Photo showing sunbeams breaking through cloud over a rugged coastline

I found myself praying about this recently—and my mind turned to the famous German chorale ‘Sleepers Wake’ that is specially associated with Advent. The original lyrics and tune were written in 1588 by a Lutheran pastor, Philipp Nicolai, in Unna in the German Rhineland, and in 1731 J.S. Bach made Nicolai’s composition the basis of his stunning cantata by the same name, when he was musical director of St Thomas’ Church Leipzig. Bach’s weaving of the rolling orchestral melody with the original stately chorale tune is a magnificent piece of composition and, as ever with Bach, he stated it to have been written ‘SDG’—‘Soli Deo Gloria’—to the glory of God alone. 

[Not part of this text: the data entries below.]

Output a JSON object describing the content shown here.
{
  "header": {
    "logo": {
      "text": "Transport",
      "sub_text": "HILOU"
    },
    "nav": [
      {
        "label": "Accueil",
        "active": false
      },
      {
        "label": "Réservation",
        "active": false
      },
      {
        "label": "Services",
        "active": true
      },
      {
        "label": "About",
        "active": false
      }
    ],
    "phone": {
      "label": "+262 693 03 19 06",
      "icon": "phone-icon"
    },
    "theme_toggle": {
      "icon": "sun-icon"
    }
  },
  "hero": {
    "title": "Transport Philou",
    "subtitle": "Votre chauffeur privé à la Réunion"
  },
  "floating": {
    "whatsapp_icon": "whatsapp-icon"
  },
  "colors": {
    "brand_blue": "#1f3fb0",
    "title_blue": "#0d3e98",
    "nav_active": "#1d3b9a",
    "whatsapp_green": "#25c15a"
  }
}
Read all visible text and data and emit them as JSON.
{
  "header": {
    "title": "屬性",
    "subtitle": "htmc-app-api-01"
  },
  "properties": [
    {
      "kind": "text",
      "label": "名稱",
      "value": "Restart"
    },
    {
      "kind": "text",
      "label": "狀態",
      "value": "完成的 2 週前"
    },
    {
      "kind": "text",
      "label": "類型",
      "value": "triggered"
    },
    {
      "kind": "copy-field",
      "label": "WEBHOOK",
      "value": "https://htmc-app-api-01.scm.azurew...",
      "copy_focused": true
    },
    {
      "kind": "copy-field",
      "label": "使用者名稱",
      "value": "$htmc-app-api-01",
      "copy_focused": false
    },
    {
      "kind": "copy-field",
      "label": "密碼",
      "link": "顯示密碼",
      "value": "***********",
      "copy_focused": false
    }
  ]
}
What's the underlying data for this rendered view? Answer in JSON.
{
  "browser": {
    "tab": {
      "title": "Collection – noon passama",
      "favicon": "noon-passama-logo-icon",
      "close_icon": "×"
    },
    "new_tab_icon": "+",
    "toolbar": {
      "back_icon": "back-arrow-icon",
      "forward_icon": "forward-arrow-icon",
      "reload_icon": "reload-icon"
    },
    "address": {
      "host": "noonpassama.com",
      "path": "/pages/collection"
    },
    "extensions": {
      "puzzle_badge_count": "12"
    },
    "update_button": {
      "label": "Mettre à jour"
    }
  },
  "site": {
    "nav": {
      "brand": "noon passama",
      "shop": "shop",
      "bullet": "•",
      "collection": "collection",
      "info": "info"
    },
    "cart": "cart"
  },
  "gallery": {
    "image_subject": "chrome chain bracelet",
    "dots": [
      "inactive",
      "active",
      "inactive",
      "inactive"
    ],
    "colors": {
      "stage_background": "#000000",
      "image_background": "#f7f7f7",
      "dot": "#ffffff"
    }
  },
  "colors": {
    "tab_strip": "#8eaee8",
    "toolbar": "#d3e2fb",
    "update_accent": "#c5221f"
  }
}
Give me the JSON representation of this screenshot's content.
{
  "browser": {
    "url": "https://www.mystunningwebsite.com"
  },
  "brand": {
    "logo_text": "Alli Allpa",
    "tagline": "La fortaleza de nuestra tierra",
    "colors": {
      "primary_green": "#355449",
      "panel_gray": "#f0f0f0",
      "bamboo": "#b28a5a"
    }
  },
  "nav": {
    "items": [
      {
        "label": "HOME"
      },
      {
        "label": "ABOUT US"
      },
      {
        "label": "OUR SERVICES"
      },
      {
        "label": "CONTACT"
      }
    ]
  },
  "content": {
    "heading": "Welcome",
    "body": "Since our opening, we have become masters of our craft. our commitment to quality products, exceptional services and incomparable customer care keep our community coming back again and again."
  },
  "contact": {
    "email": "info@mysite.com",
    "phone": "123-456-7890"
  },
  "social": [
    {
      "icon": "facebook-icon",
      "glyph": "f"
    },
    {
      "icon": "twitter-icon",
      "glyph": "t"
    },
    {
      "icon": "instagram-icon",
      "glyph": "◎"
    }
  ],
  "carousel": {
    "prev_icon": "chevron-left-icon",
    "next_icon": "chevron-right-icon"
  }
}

Nicolai’s text was written during a terrible outbreak of the bubonic plague in that area of Germany. Half of the population of Unna died from the plague eight years later in 1597. After writing the text Nicolai recorded: ‘Day by day I wrote out my meditations, found myself, thank God, wonderfully well, comforted in heart, joyful in spirit, and truly content… to leave behind me (if God should call me from this world) as a token of my peaceful, joyful, Christian departure, or (if God should spare me in health) to comfort other sufferers whom He should also visit with the pestilence.’

In his poem Nicolai draws from Jesus’ parable of the Wise and Foolish Virgins in Matthew, urging Christian people to find a new level of expectation of Jesus’ coming. The first verse urges:

Sleepers, wake! the watch cry pealeth,
While slumber deep each eyelid sealeth:
Awake, Jerusalem, awake!
Midnight’s solemn hour is tolling,
And seraph-notes are onward rolling;
They call on us our part to take.
Come forth, ye virgins wise:
The Bridegroom comes, arise!
Alleluia! Each lamp be bright with ready light
To grace the marriage feast tonight.

I feel very convicted by Nicolai’s words, and I commend them to you. I believe strongly that there is need for Jesus’ followers today to discover a new level of alertness to his presence and purposes. In too many places the church is sleeping walking into oblivion, with little expectation of God’s power and presence. We might say that the following has become their watchword:  ‘Blessed are those who expect nothing from God… they will not be disappointed!’  Rather we must cry ‘Maranatha’ with ever greater firmness and expectation, as we realise that we are his Bride and he is the Bridegroom, and ensure we have fresh oil in our lamps in our Jesus arrival celebrations.

Advent must therefore be a time of rich and important renewal for us as we approach our Festival of the Incarnation. If this is what we experience together in Advent, then maybe Christmas will prove to be a time when we will see many others attracted into new faith ‘adventures’ also.